In March 2024, Italian researchers published in the New England Journal of Medicine what may be the most unsettling study in recent cardiology. They analyzed the arteries of 257 patients who had suffered heart attacks or strokes β and found, in every single case, a dense barrier that scientists compared to cement.
It wasn't ordinary cholesterol. It wasn't the kind of calcium that routine tests detect. It was something the available medications β including the most prescribed ones in the United States β simply cannot reach.
"None of the drugs these patients were taking had touched that barrier. That's what disturbed us most."
β One of the study's authors, to CNNWhat doctors aren't saying
More than 119 million Americans take blood pressure medication every single day.
Of those, 75% β according to CDC data β still have uncontrolled blood pressure despite treatment.

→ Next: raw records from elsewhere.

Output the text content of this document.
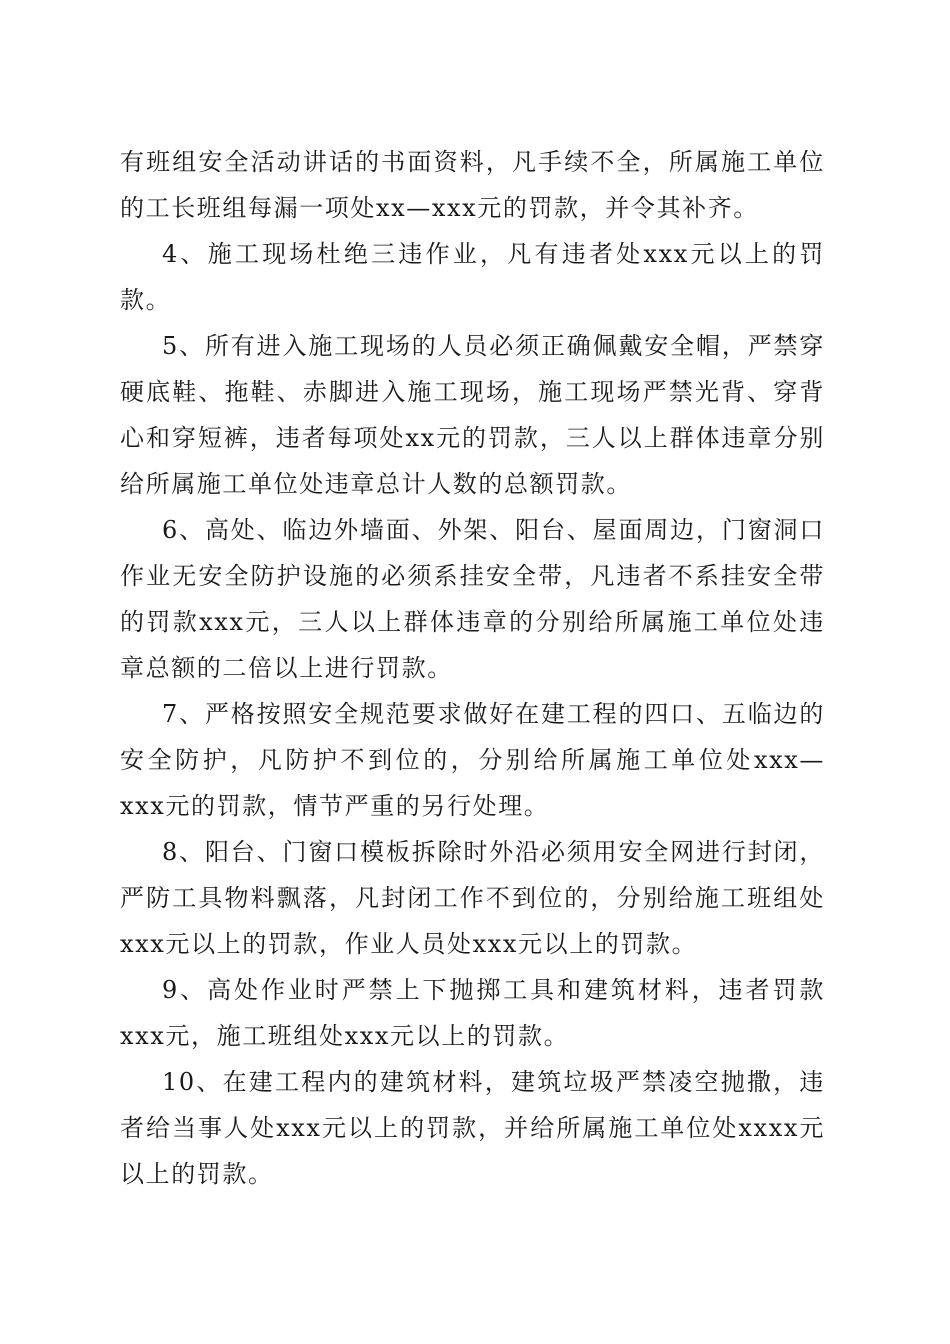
有班组安全活动讲话的书面资料，凡手续不全，所属施工单位的工长班组每漏一项处xx—xxx元的罚款，并令其补齐。

4、施工现场杜绝三违作业，凡有违者处xxx元以上的罚款。

5、所有进入施工现场的人员必须正确佩戴安全帽，严禁穿硬底鞋、拖鞋、赤脚进入施工现场，施工现场严禁光背、穿背心和穿短裤，违者每项处xx元的罚款，三人以上群体违章分别给所属施工单位处违章总计人数的总额罚款。

6、高处、临边外墙面、外架、阳台、屋面周边，门窗洞口作业无安全防护设施的必须系挂安全带，凡违者不系挂安全带的罚款xxx元，三人以上群体违章的分别给所属施工单位处违章总额的二倍以上进行罚款。

7、严格按照安全规范要求做好在建工程的四口、五临边的安全防护，凡防护不到位的，分别给所属施工单位处xxx—xxx元的罚款，情节严重的另行处理。

8、阳台、门窗口模板拆除时外沿必须用安全网进行封闭，严防工具物料飘落，凡封闭工作不到位的，分别给施工班组处xxx元以上的罚款，作业人员处xxx元以上的罚款。

9、高处作业时严禁上下抛掷工具和建筑材料，违者罚款xxx元，施工班组处xxx元以上的罚款。

10、在建工程内的建筑材料，建筑垃圾严禁凌空抛撒，违者给当事人处xxx元以上的罚款，并给所属施工单位处xxxx元以上的罚款。
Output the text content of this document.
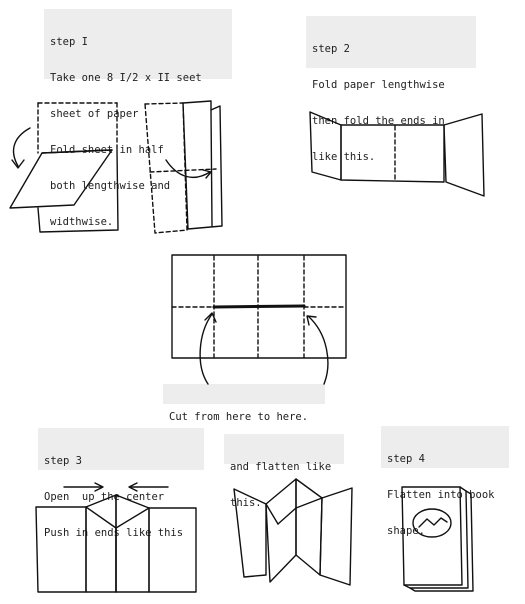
step I

Take one 8 I/2 x II seet

sheet of paper

Fold sheet in half

both lengthwise and

widthwise.

step 2

Fold paper lengthwise

then fold the ends in

like this.

Cut from here to here.

step 3

Open  up the center

Push in ends like this

and flatten like

this.

step 4

Flatten into book

shape.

For decades, the explanation was the same: too much sodium, not enough exercise, poor medication adherence. But the Italian study points somewhere else entirely.
Losartan, lisinopril, and amlodipine β the three most prescribed hypertension medications in the United States β were developed before the year 2000. Before any research existed on what is now accumulating inside arterial walls.
"These medications were designed to treat the symptom. They relax the vessels for a few hours. But the barrier keeps growing."
β Dr. Sanjay Gupta, CNN Chief Medical CorrespondentThe Sardinia anomaly
There is a region in the interior of Italy where the rate of hypertension among adults over 60 is below 5%.
In Sardinia β specifically in the mountainous villages of the interior β researchers have documented the highest concentration of male centenarians on the planet.
Men who have never taken a blood pressure pill. Who eat cheese, drink wine, and reach 95, 100 years old with intact cardiovascular function.
The difference, according to a 20-year study conducted by European researchers, lies in what these men have consumed daily since childhood.
A natural compound β found in high concentration in a honey produced exclusively by native bees in these mountains.
"It's the only natural compound we've documented with this specific action on arterial walls. The problem, from the industry's perspective, is precisely that."
β The lead researcher, to the European pressDr. Gupta explains the full mechanism β and how to replicate the effect of the Arterial Flush Factor outside of Sardinia β in the presentation below.